Figure 1.
Genome binning of the dominant population with a plot of assembly contigs (based on coverage versus GC ratio).
The circles represent the contigs with the size of the square root of their length. Clusters of contigs with similar color present potential genome bins, and contigs cluster with a coverage of approximately 80 (enclosed with black line) were collected for genome binning in this study.
Figure 2.
Phylogeny of phylotypes affiliated with the candidate phylum SBR1093.
This phylogenetic tree is constructed with 16S rRNA gene sequences based on the neighbor-joining method with Jukes and Cantor distances. The main clades with nodes supported by a bootstrap value of >50% are labeled and marked with different background colors (Clade I green, Clade II blue, Clade III yellow, Clade IV pink and Clade V purple). The phylotypes derived from different sources are labeled with the following: dark red, activated sludge; orange, soil; blue, sediments; dark green, ocean crust; pink, lava; purple, seawater; green, mine tailings; brown, marine organisms; black, others. The phylotype SRB1093 HKSP obtained in this study is enclosed with a solid red line, whereas the first reported phylotype is enclosed with a red dashed line. The scale bar represents 0.05 nucleotide substitutions per site.
Figure 3.
Putative metabolic pathway of SBR1093 HKSP (based on the genetic analysis).

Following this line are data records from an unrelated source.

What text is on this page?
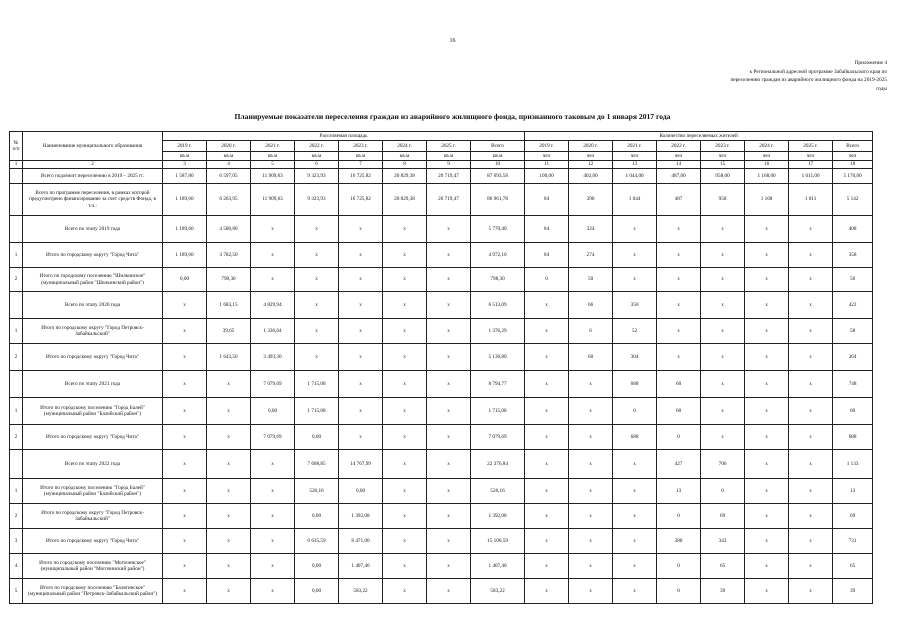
16
Приложение 4
к Региональной адресной программе Забайкальского края по
переселению граждан из аварийного жилищного фонда на 2019-2025
годы
Планируемые показатели переселения граждан из аварийного жилищного фонда, признанного таковым до 1 января 2017 года
№ п/п	Наименование муниципального образования	Расселяемая площадь								Количество переселяемых жителей							
		2019 г.	2020 г.	2021 г.	2022 г.	2023 г.	2024 г.	2025 г.	Всего	2019 г.	2020 г.	2021 г.	2022 г.	2023 г.	2024 г.	2025 г.	Всего
		кв.м	кв.м	кв.м	кв.м	кв.м	кв.м	кв.м	кв.м	чел	чел	чел	чел	чел	чел	чел	чел
1	2	3	4	5	6	7	8	9	10	11	12	13	14	15	16	17	18
	Всего подлежит переселению в 2019 – 2025 гг.	1 587,80	6 597,05	11 909,63	9 323,93	16 725,82	20 829,38	20 719,47	87 693,58	100,00	402,00	1 044,00	487,00	958,00	1 168,00	1 011,00	5 170,00
	Всего по программе переселения, в рамках которой предусмотрено финансирование за счет средств Фонда, в т.ч.:	1 189,60	6 263,95	11 909,63	9 323,93	16 725,82	20 829,38	20 719,47	86 961,78	84	390	1 044	487	958	1 168	1 011	5 142
	Всего по этапу 2019 года	1 189,60	4 580,80	x	x	x	x	x	5 770,40	84	324	x	x	x	x	x	408
1	Итого по городскому округу "Город Чита"	1 189,60	3 782,50	x	x	x	x	x	4 972,10	84	274	x	x	x	x	x	358
2	Итого по городскому поселению "Шилкинское" (муниципальный район "Шилкинский район")	0,00	798,30	x	x	x	x	x	798,30	0	50	x	x	x	x	x	50
	Всего по этапу 2020 года	x	1 683,15	4 829,94	x	x	x	x	6 513,09	x	66	356	x	x	x	x	422
1	Итого по городскому округу "Город Петровск-Забайкальский"	x	39,65	1 336,64	x	x	x	x	1 376,29	x	6	52	x	x	x	x	58
2	Итого по городскому округу "Город Чита"	x	1 643,50	3 493,30	x	x	x	x	5 136,80	x	60	304	x	x	x	x	364
	Всего по этапу 2021 года	x	x	7 079,69	1 715,08	x	x	x	8 794,77	x	x	688	60	x	x	x	748
1	Итого по городскому поселению "Город Балей" (муниципальный район "Балейский район")	x	x	0,00	1 715,08	x	x	x	1 715,08	x	x	0	60	x	x	x	60
2	Итого по городскому округу "Город Чита"	x	x	7 079,69	0,00	x	x	x	7 079,69	x	x	688	0	x	x	x	688
	Всего по этапу 2022 года	x	x	x	7 608,85	14 767,99	x	x	22 376,84	x	x	x	427	706	x	x	1 133
1	Итого по городскому поселению "Город Балей" (муниципальный район "Балейский район")	x	x	x	526,16	0,00	x	x	526,16	x	x	x	13	0	x	x	13
2	Итого по городскому округу "Город Петровск-Забайкальский"	x	x	x	0,00	1 392,08	x	x	1 392,08	x	x	x	0	69	x	x	69
3	Итого по городскому округу "Город Чита"	x	x	x	6 635,59	8 471,00	x	x	15 106,59	x	x	x	388	343	x	x	731
4	Итого по городскому поселению "Могочинское" (муниципальный район "Могочинский район")	x	x	x	0,00	1 407,40	x	x	1 407,40	x	x	x	0	65	x	x	65
5	Итого по городскому поселению "Балягинское" (муниципальный район "Петровск-Забайкальский район")	x	x	x	0,00	583,22	x	x	583,22	x	x	x	0	39	x	x	39
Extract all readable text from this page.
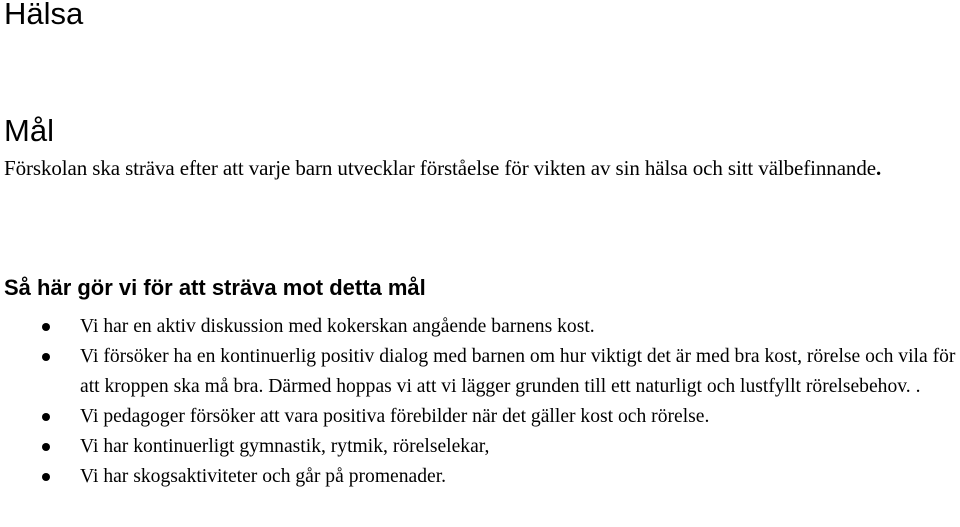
Hälsa
Mål

Förskolan ska sträva efter att varje barn utvecklar förståelse för vikten av sin hälsa och sitt välbefinnande.

Så här gör vi för att sträva mot detta mål
Vi har en aktiv diskussion med kokerskan angående barnens kost.
Vi försöker ha en kontinuerlig positiv dialog med barnen om hur viktigt det är med bra kost, rörelse och vila för att kroppen ska må bra. Därmed hoppas vi att vi lägger grunden till ett naturligt och lustfyllt rörelsebehov. .
Vi pedagoger försöker att vara positiva förebilder när det gäller kost och rörelse.
Vi har kontinuerligt gymnastik, rytmik, rörelselekar,
Vi har skogsaktiviteter och går på promenader.
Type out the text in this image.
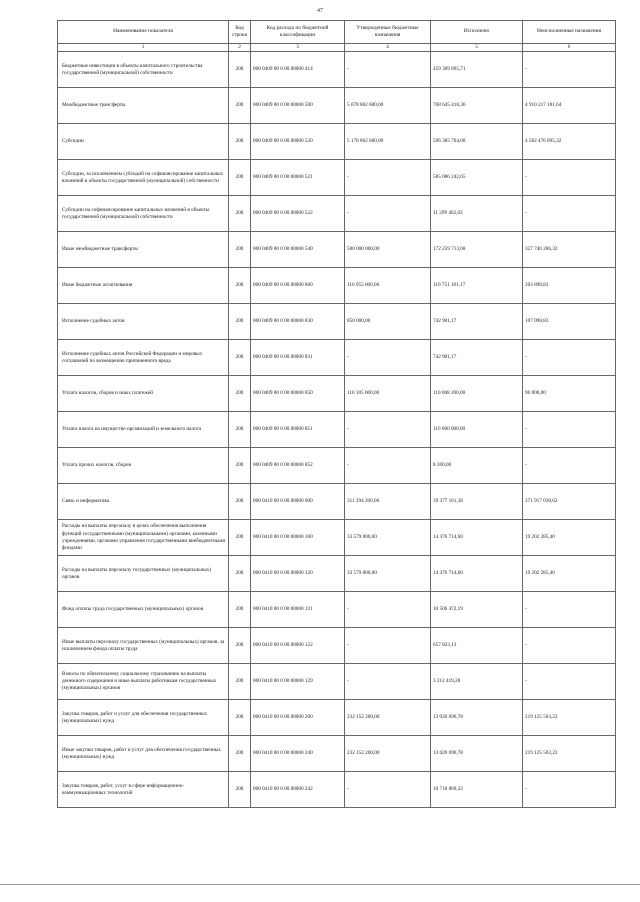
47
Наименование показателя	Код строки	Код расхода по бюджетной классификации	Утвержденные бюджетные назначения	Исполнено	Неисполненные назначения
1	2	3	4	5	6
Бюджетные инвестиции в объекты капитального строительства государственной (муниципальной) собственности	200	000 0409 00 0 00 00000 414	-	459 309 895,71	-
Межбюджетные трансферты	200	000 0409 00 0 00 00000 500	5 678 862 600,00	768 645 418,36	4 910 217 181,64
Субсидии	200	000 0409 00 0 00 00000 520	5 178 862 600,00	596 385 704,68	4 582 476 895,32
Субсидии, за исключением субсидий на софинансирование капитальных вложений в объекты государственной (муниципальной) собственности	200	000 0409 00 0 00 00000 521	-	585 086 242,65	-
Субсидии на софинансирование капитальных вложений в объекты государственной (муниципальной) собственности	200	000 0409 00 0 00 00000 522	-	11 299 462,03	-
Иные межбюджетные трансферты	200	000 0409 00 0 00 00000 540	500 000 000,00	172 259 713,68	327 740 286,32
Иные бюджетные ассигнования	200	000 0409 00 0 00 00000 800	110 955 000,00	110 751 101,17	203 898,83
Исполнение судебных актов	200	000 0409 00 0 00 00000 830	850 000,00	742 901,17	107 098,83
Исполнение судебных актов Российской Федерации и мировых соглашений по возмещению причиненного вреда	200	000 0409 00 0 00 00000 831	-	742 901,17	-
Уплата налогов, сборов и иных платежей	200	000 0409 00 0 00 00000 850	110 105 000,00	110 008 200,00	96 800,00
Уплата налога на имущество организаций и земельного налога	200	000 0409 00 0 00 00000 851	-	110 000 000,00	-
Уплата прочих налогов, сборов	200	000 0409 00 0 00 00000 852	-	8 200,00	-
Связь и информатика	200	000 0410 00 0 00 00000 000	311 294 200,00	39 377 161,38	271 917 038,62
Расходы на выплаты персоналу в целях обеспечения выполнения функций государственными (муниципальными) органами, казенными учреждениями, органами управления государственными внебюджетными фондами	200	000 0410 00 0 00 00000 100	33 579 000,00	14 376 714,60	19 202 285,40
Расходы на выплаты персоналу государственных (муниципальных) органов	200	000 0410 00 0 00 00000 120	33 579 000,00	14 376 714,60	19 202 285,40
Фонд оплаты труда государственных (муниципальных) органов	200	000 0410 00 0 00 00000 121	-	10 506 472,19	-
Иные выплаты персоналу государственных (муниципальных) органов, за исключением фонда оплаты труда	200	000 0410 00 0 00 00000 122	-	657 823,13	-
Взносы по обязательному социальному страхованию на выплаты денежного содержания и иные выплаты работникам государственных (муниципальных) органов	200	000 0410 00 0 00 00000 129	-	3 212 419,28	-
Закупка товаров, работ и услуг для обеспечения государственных (муниципальных) нужд	200	000 0410 00 0 00 00000 200	232 152 200,00	13 026 696,78	219 125 503,22
Иные закупки товаров, работ и услуг для обеспечения государственных (муниципальных) нужд	200	000 0410 00 0 00 00000 240	232 152 200,00	13 026 696,78	219 125 503,22
Закупка товаров, работ, услуг в сфере информационно-коммуникационных технологий	200	000 0410 00 0 00 00000 242	-	10 718 869,32	-
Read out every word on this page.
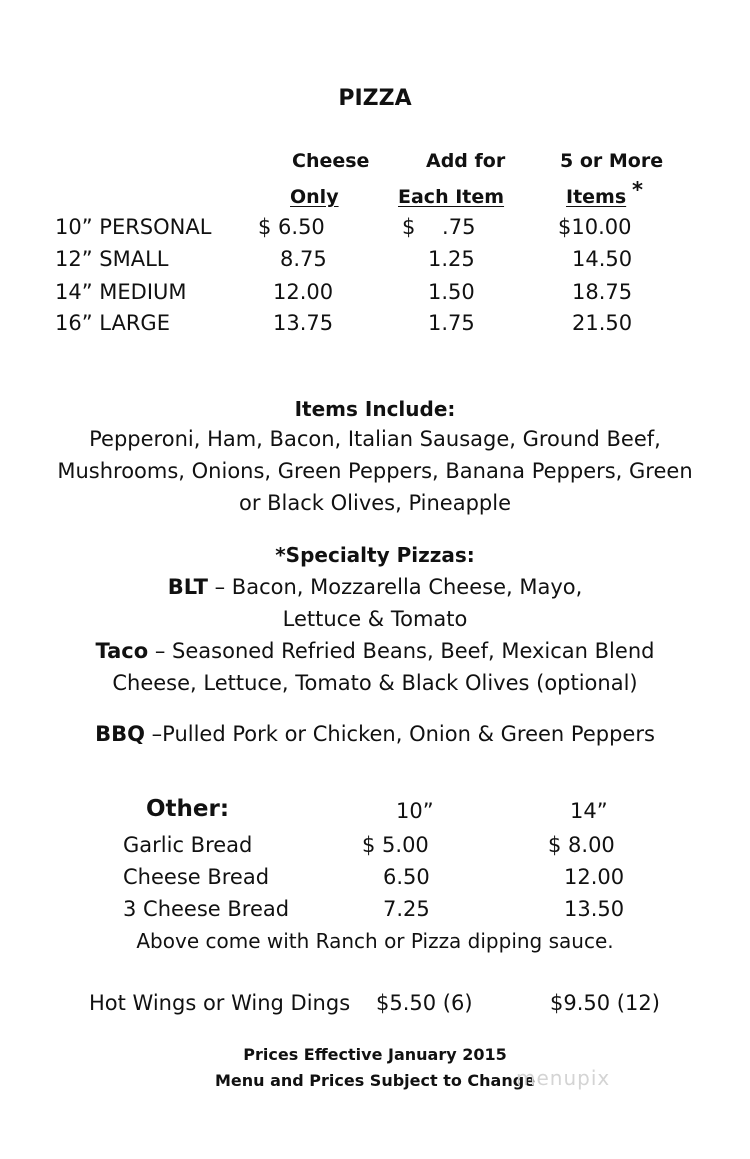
PIZZA
Cheese	Add for	5 or More
Only	Each Item	Items *
10” PERSONAL $ 6.50	$    .75	$10.00
12” SMALL	8.75	1.25	14.50
14” MEDIUM	12.00	1.50	18.75
16” LARGE	13.75	1.75	21.50
Items Include:
Pepperoni, Ham, Bacon, Italian Sausage, Ground Beef,
Mushrooms, Onions, Green Peppers, Banana Peppers, Green
or Black Olives, Pineapple
*Specialty Pizzas:
BLT – Bacon, Mozzarella Cheese, Mayo,
Lettuce & Tomato
Taco – Seasoned Refried Beans, Beef, Mexican Blend
Cheese, Lettuce, Tomato & Black Olives (optional)
BBQ –Pulled Pork or Chicken, Onion & Green Peppers
Other:	10”	14”
Garlic Bread	$ 5.00	$ 8.00
Cheese Bread	6.50	12.00
3 Cheese Bread	7.25	13.50
Above come with Ranch or Pizza dipping sauce.
Hot Wings or Wing Dings $5.50 (6)	$9.50 (12)
Prices Effective January 2015
Menu and Prices Subject to Change
menupix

Carbon fixation with the HPHB cycle is used for the biomass synthesis via the transfer of acetyl-CoA to the citrate cycle or gluconeogenesis, and the genes responsible for each step are marked with green words. Intermediates connected with colored lines represent different metabolic pathways.
Table 1.
Genes responsible for the HPHB cycle in the identified genomes and their identity with those in SBR1093.
Figure 4.
Phylogenetic tree of 4-hydroxybutyryl-CoA dehydratase proteins.
The 4-hydroxybutyryl-CoA dehydratases in this draft genome and others in identified autotrophic Achaea were retrieved from NCBI to build the phylogenetic tree. The hosts of these marked (in bold) are suspected autotrophic microbes that undergo the HPHB cycle. The number in front of the taxonomy presents the accession number in NCBI. The tree topography and evolutionary distances are given via the neighbor-joining method with a Poisson correction. The numbers at the nodes indicate the percentage bootstrap values for the clade of this group in 1,000 replications. The scale bar represents a difference of 0.1 substitutions per site.